Tym razem skruszony gangster mówi o zabójstwie małżeństwa Jaroszewiczów.
Tym razem skruszony gangster mówi o zabójstwie małżeństwa Jaroszewiczów. Fot. Piotr Skórnicki/Agencja Gazeta

"Masa" – skruszony gangster mafii pruszkowskiej znów postanowił podzielić się rewelacjami ze światka przestępczego. Tym razem na temat tzw. grupy karateków, która uważana jest za odpowiedzialną za zabójstwo małżeństwa Jaroszewiczów. Okazuje się, że i na tym tle, gangi wzajemnie ze sobą walczyły.

REKLAMA
– Wsiedliśmy w auta, pojechaliśmy do tego Radomia, na miejscu ich poturbowaliśmy, a potem zawieźliśmy ich do tego biznesmena i tam spuściliśmy im potężny wp***ol. Wierciliśmy im kolanka. Bez wiercenia by się nie obyło, bo to były harde łobuzy. A karatecy przepraszali, błagali o litość – tak "Masa" relacjonuje to co stało się po zabójstwie małżeństwa Jaroszewiczów.

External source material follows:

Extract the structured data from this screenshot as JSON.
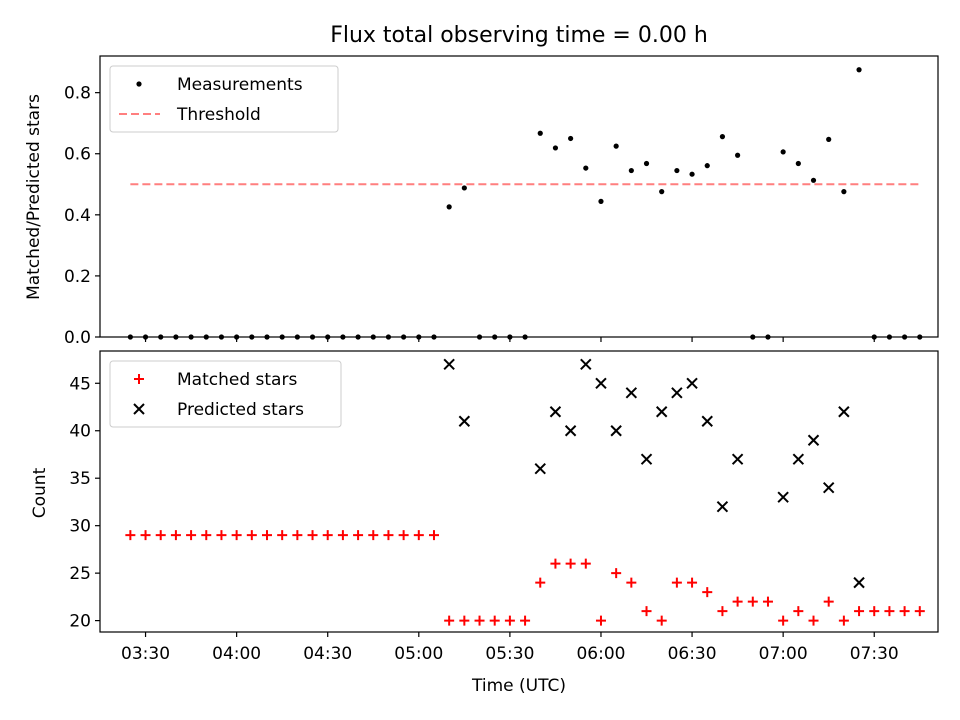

Najsłynniejszy świadek koronny i członek rozbitej mafii pruszkowskiej przyznaje się tym samym do dokonania odwetu na tzw. grupie karateków, która stoi za zabójstwem byłego premiera i jego żony w 1994 roku. Miał mu to zlecić jeden z ówczesnych biznesmenów.
Przypomnijmy, niewyjaśniona od ponad dwudziestu lat sprawa zabójstwa Piotra Jaroszewicza i jego żony Alicji, w ostatnim dniach nabrała nowego tempa. Prokuratura Okręgowa w Krakowie postawiła trzem mężczyznom zarzuty zabójstwa byłego premiera PRL Piotra Jaroszewicza i jego żony Alicji. Ma za nim stać: Dariusz S., Marcin B. oraz Robert S – członkowie tzw. grupy karateków, która w latach 1993-1995 dokonała kilkudziesięciu wyjątkowo brutalnych napadów rabunkowych w całej Polsce. Śledztwo w tej sprawie nadal trwa.